Types of Secondary Indexes

MapR-DB JSON supports several index types, including simple indexes, composite indexes, hashed indexes, and indexes with casting. This section describes the properties of these indexes and the situations where each provides value.

The following diagram illustrates the different properties of indexes and index fields. Lines connecting properties represent properties that can be used in combination with one another. Click on the text in the diagram for a description of each property.

Simple vs Composite Indexes Simple vs Composite Indexes Hashed vs Non-Hashed Indexes Hashed vs Non-Hashed Indexes Indexed vs Included Fields Indexed vs Included Fields Indexed Field Sort Order Indexed Field Sort Order Casting Casting

Indexed vs Included Fields

An index consists of indexed and included fields. Indexed fields are also referred to as index keys. The following lists describe the characteristics of each type of field:

Indexed Fields
  • Determine the sort order of the index and the order of the query result when used
  • Allow filter conditions and ORDER BY conditions defined on these fields to be optimized
Included Fields
  • Do not affect the sort order of the index or the order of the query result
  • Prevent reads of the JSON table

In general, you should define indexed fields on fields you filter and order on, and included fields on fields you reference but do not filter and order.

The following example illustrates when you would define an indexed vs an included field in your index. Assume you have a MapR-DB JSON table with the following sample data that contains customer information.

{
   "_id": "10000",
   "FullName": {
      "LastName": "Smith",
      "FirstName": "John"
   },
   "Address": {
      "Street": "123 SE 22nd St.",
      "City": "Oakland",
      "State": "CA",
      "Zipcode": "94601-1001"
   },
   "Gender": "M",
   "AccountBalance": 999.99,
   "Email": "john.smith@company.com",
   "Phones": [
        {"Type": "Home", "Number": "555-555-1234"},
        {"Type": "Mobile", "Number": "555-555-5678"},
        {"Type": "Work", "Number": "555-555-9012"}
   ],
   "Hobbies": ["Baseball", "Cooking", "Reading"],
   "DateOfBirth": "10/1/1985"
}

Your query does the following:

  1. Filters on Address.Zipcode
  2. Selects FullName.FirstName and FullName.LastName

Because your query filters on Address.Zipcode, you should include that field as an indexed field. However because you are only selecting on FullName.FirstName and FullName.LastName, it suffices to define the FullName field as an included field.

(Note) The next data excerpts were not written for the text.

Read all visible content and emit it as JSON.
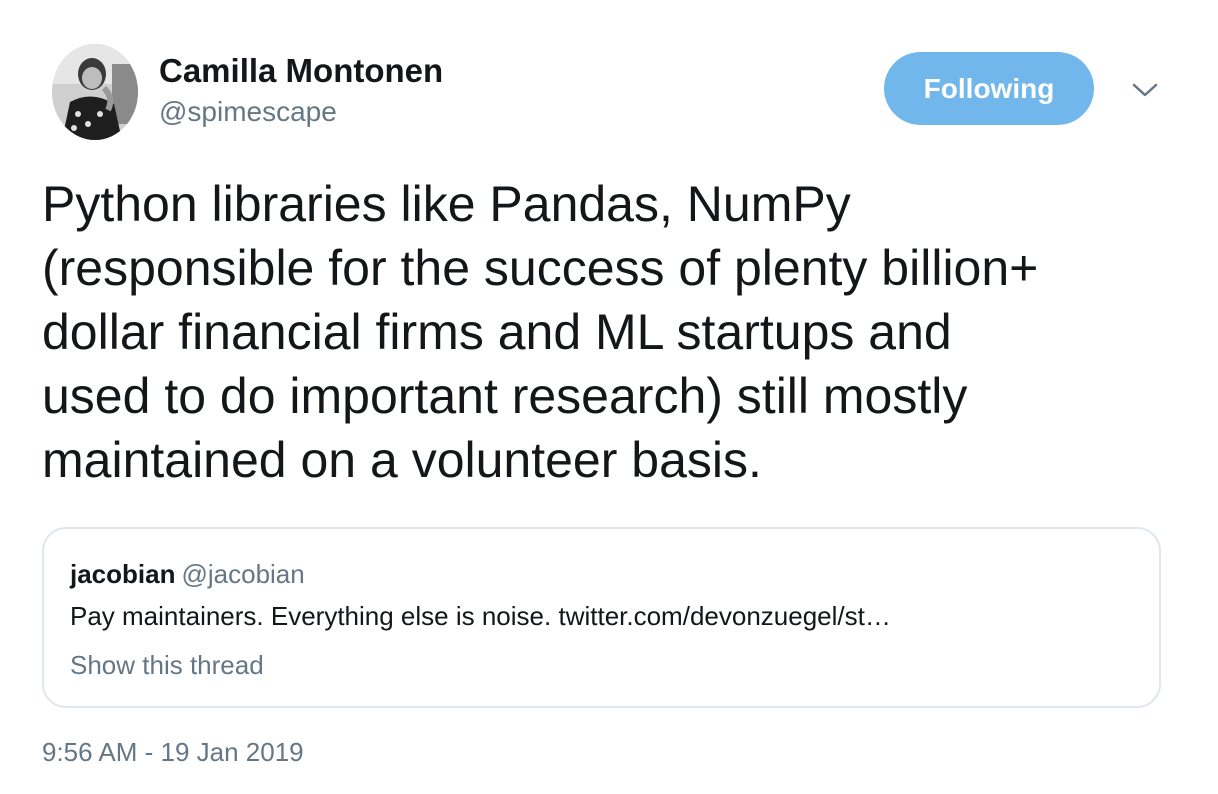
{
  "author": {
    "display_name": "Camilla Montonen",
    "handle": "@spimescape"
  },
  "follow_button": {
    "label": "Following"
  },
  "tweet": {
    "text": "Python libraries like Pandas, NumPy\n(responsible for the success of plenty billion+\ndollar financial firms and ML startups and\nused to do important research) still mostly\nmaintained on a volunteer basis.",
    "timestamp": "9:56 AM - 19 Jan 2019"
  },
  "quoted_tweet": {
    "display_name": "jacobian",
    "handle": "@jacobian",
    "text": "Pay maintainers. Everything else is noise.",
    "link": "twitter.com/devonzuegel/st…",
    "show_thread": "Show this thread"
  },
  "icons": {
    "more": "chevron-down-icon"
  },
  "colors": {
    "follow_button_bg": "#71b7ec",
    "secondary_text": "#657786",
    "primary_text": "#14171a",
    "card_border": "#e1e8ed"
  }
}
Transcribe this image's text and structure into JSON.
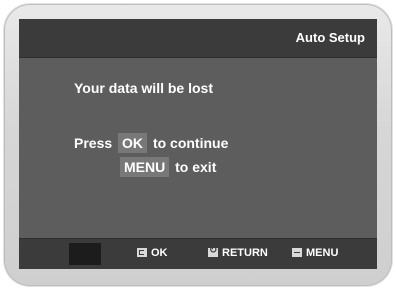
{
  "header": {
    "title": "Auto Setup"
  },
  "message": {
    "warning": "Your data will be lost",
    "press": "Press",
    "ok_key": "OK",
    "to_continue": "to continue",
    "menu_key": "MENU",
    "to_exit": "to exit"
  },
  "footer": {
    "ok_label": "OK",
    "return_label": "RETURN",
    "menu_label": "MENU"
  },
  "colors": {
    "screen_bg": "#5d5d5d",
    "bar_bg": "#3b3b3b",
    "key_highlight": "#787878"
  },
  "icons": [
    "ok-icon",
    "return-icon",
    "menu-icon"
  ]
}
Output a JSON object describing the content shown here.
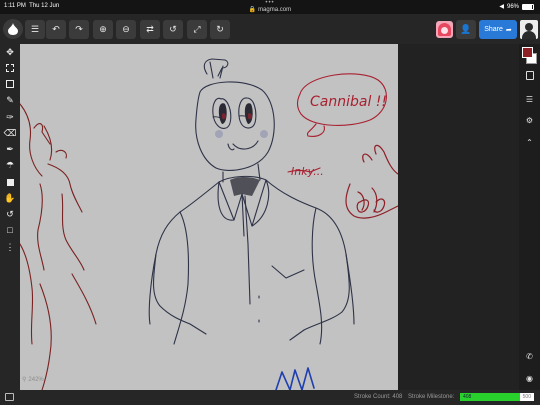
{
  "status_bar": {
    "time": "1:11 PM",
    "day": "Thu 12 Jun",
    "url": "magma.com",
    "dots": "•••",
    "battery": "96%"
  },
  "toolbar": {
    "menu_icon": "hamburger-menu-icon",
    "undo_icon": "undo-arrow-icon",
    "redo_icon": "redo-arrow-icon",
    "zoom_in_icon": "zoom-in-icon",
    "zoom_out_icon": "zoom-out-icon",
    "flip_icon": "flip-icon",
    "rotate_left_icon": "rotate-left-icon",
    "fit_icon": "fit-screen-icon",
    "rotate_right_icon": "rotate-right-icon",
    "share_label": "Share"
  },
  "left_tools": [
    "move",
    "select",
    "transform",
    "eyedropper",
    "brush",
    "eraser",
    "pencil",
    "fill",
    "shape",
    "hand",
    "rotate",
    "comment",
    "more"
  ],
  "right_panel": {
    "primary_color": "#8f1f27",
    "secondary_color": "#ffffff",
    "icons": [
      "swatches-icon",
      "layers-icon",
      "settings-icon",
      "collapse-chevron-icon",
      "phone-icon",
      "chat-icon"
    ]
  },
  "canvas": {
    "background": "#c2c2c2",
    "annotations": {
      "cannibal_text": "Cannibal !!",
      "inky_text": "Inky..."
    }
  },
  "zoom": {
    "icon": "magnify-icon",
    "level": "242%"
  },
  "footer": {
    "stroke_count_label": "Stroke Count: 408",
    "milestone_label": "Stroke Milestone:",
    "milestone_value": "408",
    "milestone_max": "500",
    "milestone_fraction": 0.816
  }
}
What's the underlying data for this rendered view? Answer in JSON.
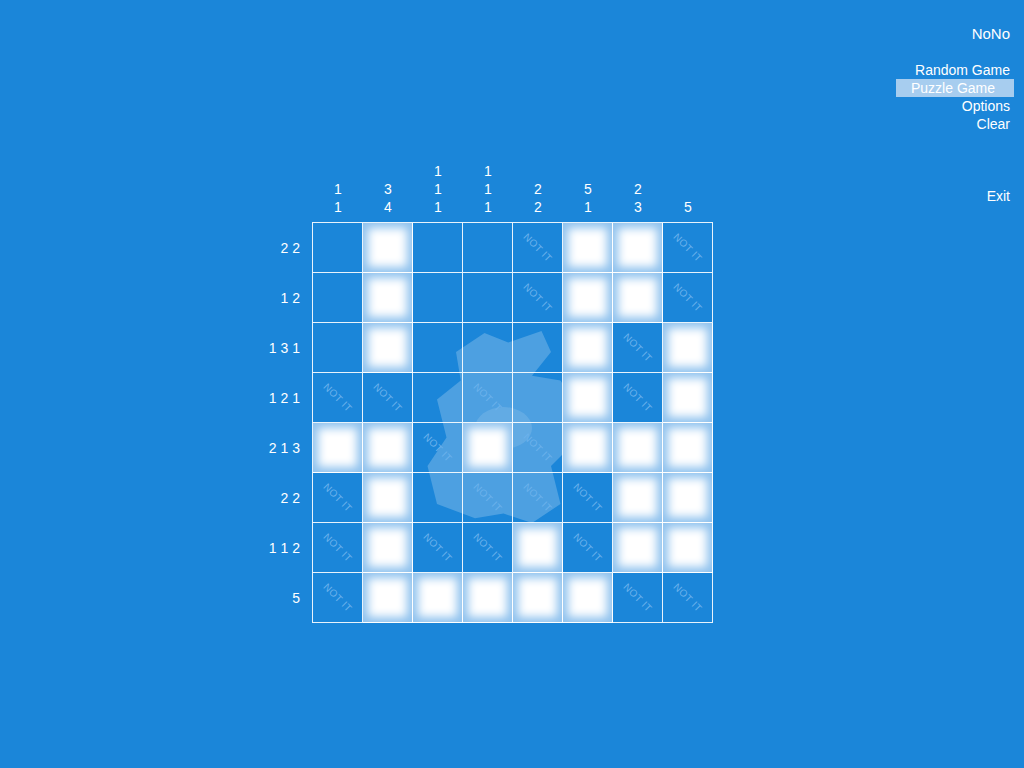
{
  "app": {
    "title": "NoNo"
  },
  "menu": [
    {
      "label": "Random Game",
      "selected": false
    },
    {
      "label": "Puzzle Game",
      "selected": true
    },
    {
      "label": "Options",
      "selected": false
    },
    {
      "label": "Clear",
      "selected": false
    }
  ],
  "exit": {
    "label": "Exit"
  },
  "puzzle": {
    "column_clues": [
      [
        "1",
        "1"
      ],
      [
        "3",
        "4"
      ],
      [
        "1",
        "1",
        "1"
      ],
      [
        "1",
        "1",
        "1"
      ],
      [
        "2",
        "2"
      ],
      [
        "5",
        "1"
      ],
      [
        "2",
        "3"
      ],
      [
        "5"
      ]
    ],
    "row_clues": [
      "2 2",
      "1 2",
      "1 3 1",
      "1 2 1",
      "2 1 3",
      "2 2",
      "1 1 2",
      "5"
    ],
    "rows": [
      [
        {
          "kind": "empty"
        },
        {
          "kind": "filled"
        },
        {
          "kind": "empty"
        },
        {
          "kind": "empty"
        },
        {
          "kind": "marked",
          "label": "NOT IT"
        },
        {
          "kind": "filled"
        },
        {
          "kind": "filled"
        },
        {
          "kind": "marked",
          "label": "NOT IT"
        }
      ],
      [
        {
          "kind": "empty"
        },
        {
          "kind": "filled"
        },
        {
          "kind": "empty"
        },
        {
          "kind": "empty"
        },
        {
          "kind": "marked",
          "label": "NOT IT"
        },
        {
          "kind": "filled"
        },
        {
          "kind": "filled"
        },
        {
          "kind": "marked",
          "label": "NOT IT"
        }
      ],
      [
        {
          "kind": "empty"
        },
        {
          "kind": "filled"
        },
        {
          "kind": "empty"
        },
        {
          "kind": "empty"
        },
        {
          "kind": "empty"
        },
        {
          "kind": "filled"
        },
        {
          "kind": "marked",
          "label": "NOT IT"
        },
        {
          "kind": "filled"
        }
      ],
      [
        {
          "kind": "marked",
          "label": "NOT IT"
        },
        {
          "kind": "marked",
          "label": "NOT IT"
        },
        {
          "kind": "empty"
        },
        {
          "kind": "marked",
          "label": "NOT IT"
        },
        {
          "kind": "empty"
        },
        {
          "kind": "filled"
        },
        {
          "kind": "marked",
          "label": "NOT IT"
        },
        {
          "kind": "filled"
        }
      ],
      [
        {
          "kind": "filled"
        },
        {
          "kind": "filled"
        },
        {
          "kind": "marked",
          "label": "NOT IT"
        },
        {
          "kind": "filled"
        },
        {
          "kind": "marked",
          "label": "NOT IT"
        },
        {
          "kind": "filled"
        },
        {
          "kind": "filled"
        },
        {
          "kind": "filled"
        }
      ],
      [
        {
          "kind": "marked",
          "label": "NOT IT"
        },
        {
          "kind": "filled"
        },
        {
          "kind": "empty"
        },
        {
          "kind": "marked",
          "label": "NOT IT"
        },
        {
          "kind": "marked",
          "label": "NOT IT"
        },
        {
          "kind": "marked",
          "label": "NOT IT"
        },
        {
          "kind": "filled"
        },
        {
          "kind": "filled"
        }
      ],
      [
        {
          "kind": "marked",
          "label": "NOT IT"
        },
        {
          "kind": "filled"
        },
        {
          "kind": "marked",
          "label": "NOT IT"
        },
        {
          "kind": "marked",
          "label": "NOT IT"
        },
        {
          "kind": "filled"
        },
        {
          "kind": "marked",
          "label": "NOT IT"
        },
        {
          "kind": "filled"
        },
        {
          "kind": "filled"
        }
      ],
      [
        {
          "kind": "marked",
          "label": "NOT IT"
        },
        {
          "kind": "filled"
        },
        {
          "kind": "filled"
        },
        {
          "kind": "filled"
        },
        {
          "kind": "filled"
        },
        {
          "kind": "filled"
        },
        {
          "kind": "marked",
          "label": "NOT IT"
        },
        {
          "kind": "marked",
          "label": "NOT IT"
        }
      ]
    ]
  }
}
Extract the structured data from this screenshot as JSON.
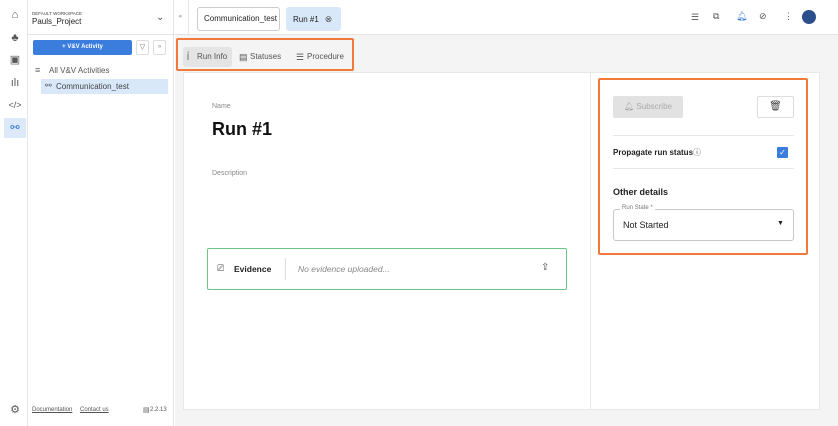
{
  "sidebar": {
    "workspace_label": "DEFAULT WORKSPACE",
    "project": "Pauls_Project",
    "add_button": "+ V&V Activity",
    "all_label": "All V&V Activities",
    "tree_item": "Communication_test",
    "footer": {
      "documentation": "Documentation",
      "contact": "Contact us",
      "version": "2.2.13"
    }
  },
  "tabs": [
    {
      "label": "Communication_test"
    },
    {
      "label": "Run #1"
    }
  ],
  "subtabs": [
    "Run Info",
    "Statuses",
    "Procedure"
  ],
  "run": {
    "name_label": "Name",
    "name": "Run #1",
    "description_label": "Description",
    "evidence_label": "Evidence",
    "evidence_placeholder": "No evidence uploaded..."
  },
  "details": {
    "subscribe": "Subscribe",
    "propagate_label": "Propagate run status",
    "propagate_checked": true,
    "other_details": "Other details",
    "run_state_label": "Run State *",
    "run_state_value": "Not Started"
  },
  "colors": {
    "accent": "#3b7ddd",
    "highlight": "#f07a3c",
    "evidence_border": "#6cc486"
  }
}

maprcli table index add -path /customerInfo -index zipCodeIdx \
   -indexedfields Address.Zipcode \
   -includedfields FullName

There are additional differences in how indexed and included fields behave. The following table summarizes these differences:

Indexed Field Included Field
There are some restrictions in the data types of indexed fields. See Data Types and Secondary Index Fields for the complete list of types. Data types of included fields can be any type. There is no data type restriction.
The collective size of all indexed fields is a maximum of 32KB. Included fields do not affect the size limit of an index.
Adding indexed fields increases the cost of key comparisons when scanning the index, due to the increase in the index key size. Adding included fields does not impact the index scan cost.

Included fields influence whether an index is a covering index for a query. See Covering Indexes for more information about this concept.

Indexed Field Sort Order

You can define each field in your index key to sort in either ascending or descending order. The default is ascending. Typically, you define the sort order to match the ORDER BY clause in your query. This allows MapR-DB to avoid performing an explicit sort. For example, if you issue queries where you return AccountBalance in descending order, create the following index.
maprcli table index add -path /customerInfo -index BalanceIdx \
   -indexedfields AccountBalance:-1

Simple vs Composite Indexes

Simple indexes are indexes with a single indexed field (or key). Composite indexes have more than one key. In both cases, you can define zero or more included fields. See Simple Indexes and Composite Indexes for additional details.

Hashed vs Non-Hashed Indexes

By default, indexes are stored in sort order across the index key values. This can lead to hotspots if the sort order of the index keys match the order data is inserted into the JSON table. For example, if the indexed field has monotonically increasing timestamp values, such as the date a document is created, the tail end of the index becomes a hotspot. Hashed indexes avoid hotspotting by evenly distributing index writes across a number of logical partitions.

The following example creates a hashed index named idx on table, tab, with a single key, idxKeyCol.
maprcli table index add -path /tab -index idx -indexedfields idxKeyCol \
    -hashed true 

See Hashed Indexes for further details.

Casting

You can CAST individual indexed fields to a specific data type. This is applicable when Drill SQL queries contain CAST expressions. The following example creates an index that casts the age field to an INT type and the height field to a FLOAT type.
maprcli table index add -path /castTable -index castIdx \
   -indexedfields '$CAST(age@INT)','$CAST(height@FLOAT)'

See Using Casts in Secondary Indexes for further details.

Note: This feature only applies for queries issued through the Drill SQL interface. The OJAI API does not have CAST support.